Alors, faut en profiter avant ! »
-=-=-=-=-=-=-=-=-
La
vie reprit, en effet.
Les
années passèrent : naissances, mariage, décès.
Comme
on disait : « La roue tourne ! »
Marie
Louise Monique Bourdon, devenue veuve Bourdon, avait gardé auprès d’elle la
p’tiote qui avait grandi, bien évidemment.
De
ce fait, on ne l’appelait plus « la p’tiote », mais par son nom,
Vitaline Lelièvre.
Vitaline
participait à la vie de la maison.
Même
si elle n’était que domestique, elle s’entendait bien avec sa maitresse,
l’accompagnant partout, au marché vendre les produits de la petite ferme et, tout comme, elle filait le soir au coin du
feu, pour améliorer l’ordinaire.
Elles
partageaient tout, les travaux, les recettes et les moments de détente.
Si
bien qu’un jour, Vitaline s’installa dans une partie de la maison y apportant
des meubles qu’elle avait acquis et signant avec sa maîtresse un bail
d’occupation, lui donnant des droits mais aussi des obligations, chez le
notaire de Daubeuf-la-Campagne, afin que tout soit en règle.
Elles
s’entendaient donc bien. « Trop bien ! » murmurait-on autour
d’elles.
Mais
vous savez, comme moi, que les gens sont suspicieux.
Il
était vrai que la veuve Bourdon avait des biens et chacun pensait que Vitaline
avait des vues sur ces biens-là.
En
effet, ce bail conforta peu à peu Vitaline dans ses droits.
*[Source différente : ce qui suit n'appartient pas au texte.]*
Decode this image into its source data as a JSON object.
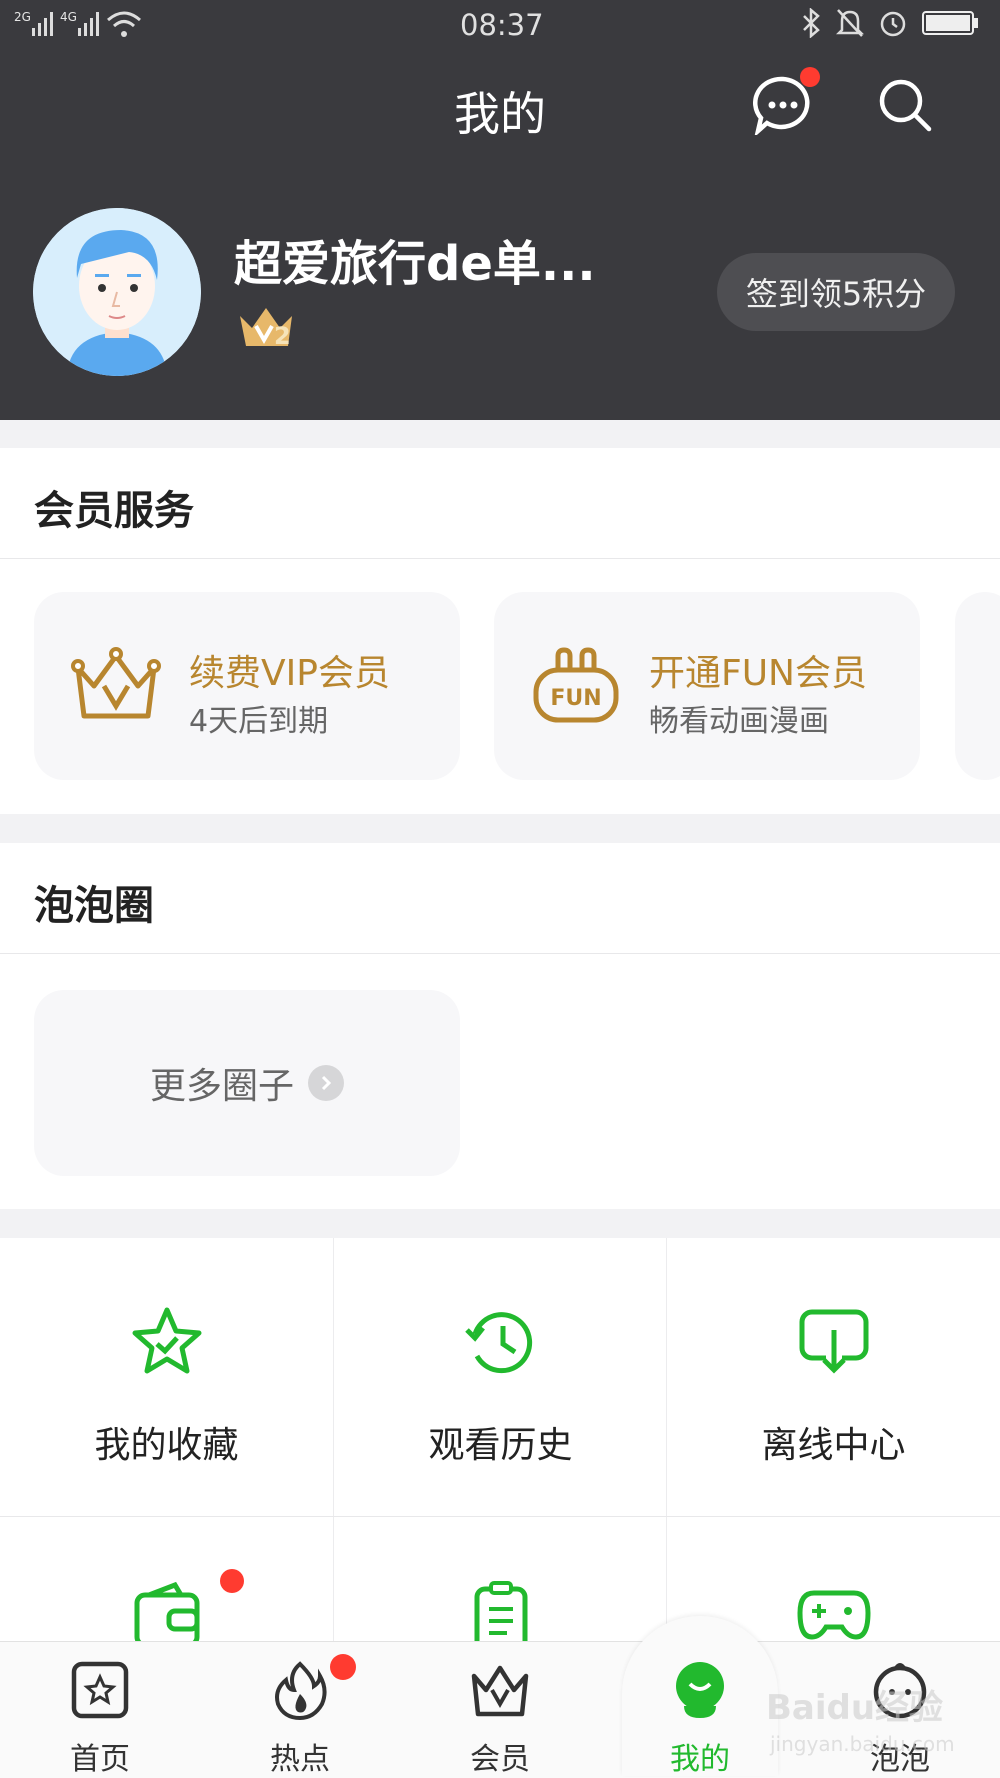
{
  "status_bar": {
    "signal1": "2G",
    "signal2": "4G",
    "time": "08:37"
  },
  "header": {
    "title": "我的",
    "username": "超爱旅行de单...",
    "vip_level": "2",
    "signin_label": "签到领5积分"
  },
  "member_services": {
    "title": "会员服务",
    "cards": [
      {
        "title": "续费VIP会员",
        "subtitle": "4天后到期",
        "icon": "crown-icon"
      },
      {
        "title": "开通FUN会员",
        "subtitle": "畅看动画漫画",
        "icon": "fun-icon"
      }
    ]
  },
  "bubble_circle": {
    "title": "泡泡圈",
    "more_label": "更多圈子"
  },
  "grid": [
    {
      "label": "我的收藏",
      "icon": "star-icon"
    },
    {
      "label": "观看历史",
      "icon": "history-icon"
    },
    {
      "label": "离线中心",
      "icon": "download-icon"
    },
    {
      "label": "",
      "icon": "wallet-icon"
    },
    {
      "label": "",
      "icon": "clipboard-icon"
    },
    {
      "label": "",
      "icon": "gamepad-icon"
    }
  ],
  "bottom_nav": [
    {
      "label": "首页",
      "icon": "home-icon"
    },
    {
      "label": "热点",
      "icon": "fire-icon"
    },
    {
      "label": "会员",
      "icon": "crown-icon"
    },
    {
      "label": "我的",
      "icon": "profile-icon"
    },
    {
      "label": "泡泡",
      "icon": "bubble-icon"
    }
  ],
  "watermark": {
    "text": "Baidu经验",
    "sub": "jingyan.baidu.com"
  },
  "colors": {
    "accent": "#22b92e",
    "gold": "#b8862f",
    "header_bg": "#3a3a3e",
    "badge_red": "#ff3b30"
  }
}
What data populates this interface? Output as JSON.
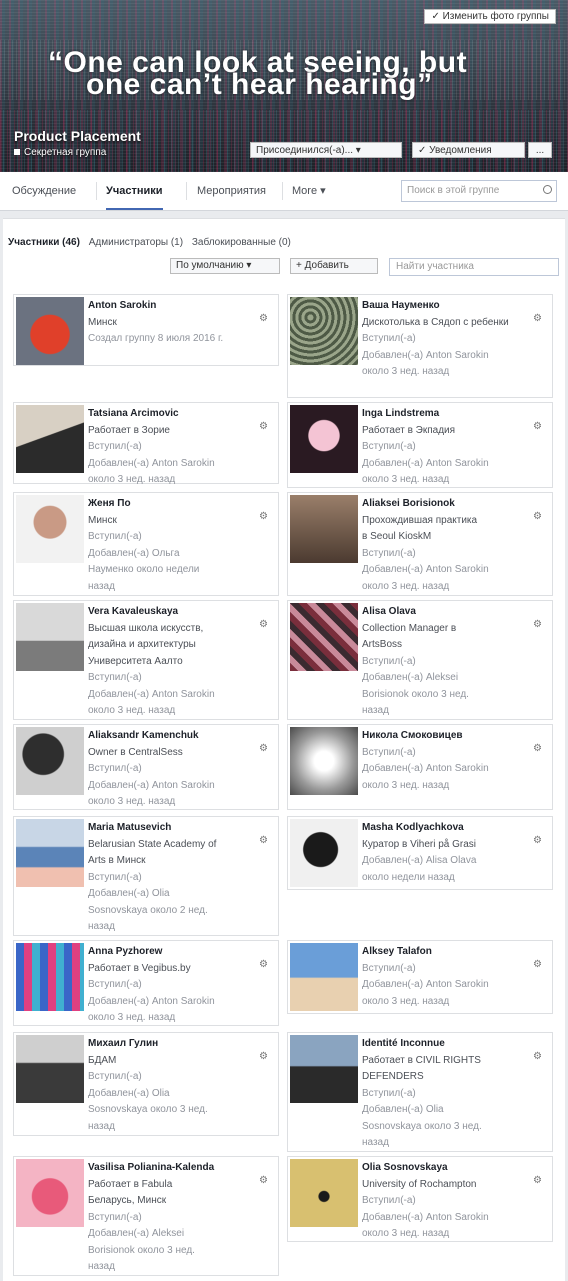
{
  "cover": {
    "quote_line1": "“One can look at seeing, but",
    "quote_line2": "one can’t hear hearing”",
    "change_photo_label": "✓ Изменить фото группы",
    "group_name": "Product Placement",
    "group_type": "Секретная группа"
  },
  "header_buttons": {
    "joined": "Присоединился(-а)... ▾",
    "notifications": "✓ Уведомления",
    "more": "..."
  },
  "tabs": [
    {
      "label": "Обсуждение"
    },
    {
      "label": "Участники"
    },
    {
      "label": "Мероприятия"
    },
    {
      "label": "More ▾"
    }
  ],
  "group_search_placeholder": "Поиск в этой группе",
  "filters": {
    "members": "Участники (46)",
    "admins": "Администраторы (1)",
    "blocked": "Заблокированные (0)"
  },
  "sort_label": "По умолчанию ▾",
  "add_label": "+ Добавить",
  "member_search_placeholder": "Найти участника",
  "members": [
    {
      "name": "Anton Sarokin",
      "lines": [
        "Минск"
      ],
      "meta": [
        "Создал группу 8 июля 2016 г."
      ]
    },
    {
      "name": "Ваша Науменко",
      "lines": [
        "Дискотолька в Сядоп с ребенки"
      ],
      "meta": [
        "Вступил(-а)",
        "Добавлен(-а) Anton Sarokin",
        "около 3 нед. назад"
      ]
    },
    {
      "name": "Tatsiana Arcimovic",
      "lines": [
        "Работает в Зорие"
      ],
      "meta": [
        "Вступил(-а)",
        "Добавлен(-а) Anton Sarokin",
        "около 3 нед. назад"
      ]
    },
    {
      "name": "Inga Lindstrema",
      "lines": [
        "Работает в Экпадия"
      ],
      "meta": [
        "Вступил(-а)",
        "Добавлен(-а) Anton Sarokin",
        "около 3 нед. назад"
      ]
    },
    {
      "name": "Женя По",
      "lines": [
        "Минск"
      ],
      "meta": [
        "Вступил(-а)",
        "Добавлен(-а) Ольга",
        "Науменко около недели",
        "назад"
      ]
    },
    {
      "name": "Aliaksei Borisionok",
      "lines": [
        "Прохождившая практика",
        "в Seoul KioskM"
      ],
      "meta": [
        "Вступил(-а)",
        "Добавлен(-а) Anton Sarokin",
        "около 3 нед. назад"
      ]
    },
    {
      "name": "Vera Kavaleuskaya",
      "lines": [
        "Высшая школа искусств,",
        "дизайна и архитектуры",
        "Университета Аалто"
      ],
      "meta": [
        "Вступил(-а)",
        "Добавлен(-а) Anton Sarokin",
        "около 3 нед. назад"
      ]
    },
    {
      "name": "Alisa Olava",
      "lines": [
        "Collection Manager в",
        "ArtsBoss"
      ],
      "meta": [
        "Вступил(-а)",
        "Добавлен(-а) Aleksei",
        "Borisionok около 3 нед.",
        "назад"
      ]
    },
    {
      "name": "Aliaksandr Kamenchuk",
      "lines": [
        "Owner в CentralSess"
      ],
      "meta": [
        "Вступил(-а)",
        "Добавлен(-а) Anton Sarokin",
        "около 3 нед. назад"
      ]
    },
    {
      "name": "Никола Смоковицев",
      "lines": [],
      "meta": [
        "Вступил(-а)",
        "Добавлен(-а) Anton Sarokin",
        "около 3 нед. назад"
      ]
    },
    {
      "name": "Maria Matusevich",
      "lines": [
        "Belarusian State Academy of",
        "Arts в Минск"
      ],
      "meta": [
        "Вступил(-а)",
        "Добавлен(-а) Olia",
        "Sosnovskaya около 2 нед.",
        "назад"
      ]
    },
    {
      "name": "Masha Kodlyachkova",
      "lines": [
        "Куратор в Viheri på Grasi"
      ],
      "meta": [
        "Добавлен(-а) Alisa Olava",
        "около недели назад"
      ]
    },
    {
      "name": "Anna Pyzhorew",
      "lines": [
        "Работает в Vegibus.by"
      ],
      "meta": [
        "Вступил(-а)",
        "Добавлен(-а) Anton Sarokin",
        "около 3 нед. назад"
      ]
    },
    {
      "name": "Alksey Talafon",
      "lines": [],
      "meta": [
        "Вступил(-а)",
        "Добавлен(-а) Anton Sarokin",
        "около 3 нед. назад"
      ]
    },
    {
      "name": "Михаил Гулин",
      "lines": [
        "БДАМ"
      ],
      "meta": [
        "Вступил(-а)",
        "Добавлен(-а) Olia",
        "Sosnovskaya около 3 нед.",
        "назад"
      ]
    },
    {
      "name": "Identité Inconnue",
      "lines": [
        "Работает в CIVIL RIGHTS",
        "DEFENDERS"
      ],
      "meta": [
        "Вступил(-а)",
        "Добавлен(-а) Olia",
        "Sosnovskaya около 3 нед.",
        "назад"
      ]
    },
    {
      "name": "Vasilisa Polianina-Kalenda",
      "lines": [
        "Работает в Fabula",
        "Беларусь, Минск"
      ],
      "meta": [
        "Вступил(-а)",
        "Добавлен(-а) Aleksei",
        "Borisionok около 3 нед.",
        "назад"
      ]
    },
    {
      "name": "Olia Sosnovskaya",
      "lines": [
        "University of Rochampton"
      ],
      "meta": [
        "Вступил(-а)",
        "Добавлен(-а) Anton Sarokin",
        "около 3 нед. назад"
      ]
    }
  ],
  "gear_glyph": "⚙"
}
Elle ne pouvait
plus être jetée à la rue. Aussi, prit-elle peu à peu de l’ascendant sur sa
maitresse, régentant tout à sa façon, allant jusqu’à refuser de donner les
soins que nécessitait le grand âge de celle-ci.
Les
voisins avaient, plus d’une fois, entendu des éclats de voix, aussi étaient-ils
aux aguets.
A
présent, âgée et diminuée, la pauvre Marie Louise Monique finissait par
craindre sa servante, aussi souvent, très souvent, trop souvent, ne
répliquait-elle pas, acceptant son sort.
Pourtant,
elle aurait bien voulu, Marie Louise Monique, que cette Vitaline parte de sa
maison.
Lorsque
la veuve Bourdon se plaignait, Vitaline lui répliquait :
« Vous
savez bin que j’ suis chez moi à c’ t’ heure, d’puis qu’on a signé chez l’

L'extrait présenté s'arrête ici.